I think one of the most profound experiences of learning to listen was actually with one of the adults in the unit. When I look at pictures of myself now from that time, I realized how incredibly young I was and how incredibly young I looked! I can't imagine how anyone took me seriously! I look like Alice in Wonderland!
When the patients were suicidal, they are placed on something called "constant observation". This was the boring job of just sitting outside the patient's room and making sure that they didn't do anything to hurt themselves. Most of the time, the patients would just ignore us, but sometimes they would engage us in a conversation. I actually do remember having a lot of respect for the adults. There were a few who were psychotic. One elderly lady, who was obviously a very sweet and dignified woman when she wasn't psychotic, asked me to write a letter for her. She dictated to me "I am being held prisoner and someone is watching me." She then said, "Sweetie, what is your name?" I told her my name was Amy and she said, "Okay. Write this down. Nurse Amy is the worst most horrible f ***ing bitch in the entire world." So, I diligently wrote what she said, addressed the envelope to her son, and told her I would put it in the mail right away.

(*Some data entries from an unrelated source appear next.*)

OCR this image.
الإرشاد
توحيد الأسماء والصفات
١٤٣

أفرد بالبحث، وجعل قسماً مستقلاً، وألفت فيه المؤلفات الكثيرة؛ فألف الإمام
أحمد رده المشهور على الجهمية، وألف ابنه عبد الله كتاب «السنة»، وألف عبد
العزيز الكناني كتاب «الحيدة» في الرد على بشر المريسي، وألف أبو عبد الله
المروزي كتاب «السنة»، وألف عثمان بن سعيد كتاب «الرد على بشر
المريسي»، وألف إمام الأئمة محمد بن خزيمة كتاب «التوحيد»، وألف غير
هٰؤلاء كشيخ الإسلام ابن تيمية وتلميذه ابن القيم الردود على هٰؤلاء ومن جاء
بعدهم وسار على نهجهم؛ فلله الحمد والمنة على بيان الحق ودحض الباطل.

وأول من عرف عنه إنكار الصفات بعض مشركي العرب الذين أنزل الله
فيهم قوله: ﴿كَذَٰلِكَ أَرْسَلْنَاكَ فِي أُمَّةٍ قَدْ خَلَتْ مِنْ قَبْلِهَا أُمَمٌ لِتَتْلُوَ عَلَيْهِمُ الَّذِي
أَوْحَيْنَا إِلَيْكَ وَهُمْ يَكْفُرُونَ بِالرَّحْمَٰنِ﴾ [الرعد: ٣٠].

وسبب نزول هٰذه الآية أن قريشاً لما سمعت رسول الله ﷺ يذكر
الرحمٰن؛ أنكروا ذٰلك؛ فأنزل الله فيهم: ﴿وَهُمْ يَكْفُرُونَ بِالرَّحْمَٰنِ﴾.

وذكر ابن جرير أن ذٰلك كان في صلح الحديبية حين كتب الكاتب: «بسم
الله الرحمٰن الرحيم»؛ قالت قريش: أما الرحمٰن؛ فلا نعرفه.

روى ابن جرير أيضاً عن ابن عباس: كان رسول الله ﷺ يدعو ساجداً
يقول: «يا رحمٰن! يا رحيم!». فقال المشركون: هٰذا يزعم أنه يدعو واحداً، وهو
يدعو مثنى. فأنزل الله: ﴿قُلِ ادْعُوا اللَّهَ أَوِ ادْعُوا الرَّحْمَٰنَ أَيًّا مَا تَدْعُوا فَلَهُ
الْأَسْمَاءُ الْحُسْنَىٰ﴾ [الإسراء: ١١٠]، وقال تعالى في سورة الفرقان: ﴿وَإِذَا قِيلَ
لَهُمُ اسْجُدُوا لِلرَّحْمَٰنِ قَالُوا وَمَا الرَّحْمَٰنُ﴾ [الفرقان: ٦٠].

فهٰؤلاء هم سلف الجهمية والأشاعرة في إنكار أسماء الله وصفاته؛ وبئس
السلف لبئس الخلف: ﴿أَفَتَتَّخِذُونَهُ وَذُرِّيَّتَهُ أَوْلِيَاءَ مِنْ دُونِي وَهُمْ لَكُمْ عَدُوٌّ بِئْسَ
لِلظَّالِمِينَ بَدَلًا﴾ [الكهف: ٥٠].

It would have been very easy to take this personally, or to try to explain to her that no one was holding her hostage. I'm not so sure that colluding in her delusion was such a smart idea, but I certainly could have made things a lot worse by becoming defensive.
Although this was a good exercise in just listening without judging or trying to fix things, there were other times as well when listening without fixing was the only course of action I could take. My inexperience and lack of training were large contributor to learning to listen as a course of action in interacting with the patients. I remember sitting with a woman and listening as she told me that she was powerless to change things in life. I remember trying to get her to understand that she had choices in terms of how she reacted to situations. I can't remember what her situation was, I do recall that it was something that was well within her ability to change. After an hour of attempting to get her to see that she did indeed have choices, and having her continue to tell me that he didn't do what I was talking about, I left her room feeling defeated and worthless. A few of the psychiatric nurses were very understanding with me, and one of them said "It sounds as if you have an expectation that you are a failure if you can't get a client to listen to you and make changes.". That was a statement which resonated for me for a long time! The therapist is not responsible for the changes in the clients. You can only listen, make a concerted effort to understand, and then invite your clients to listen to you while you provide a different way of thinking. The healing part is not in the advice. It is in the interaction.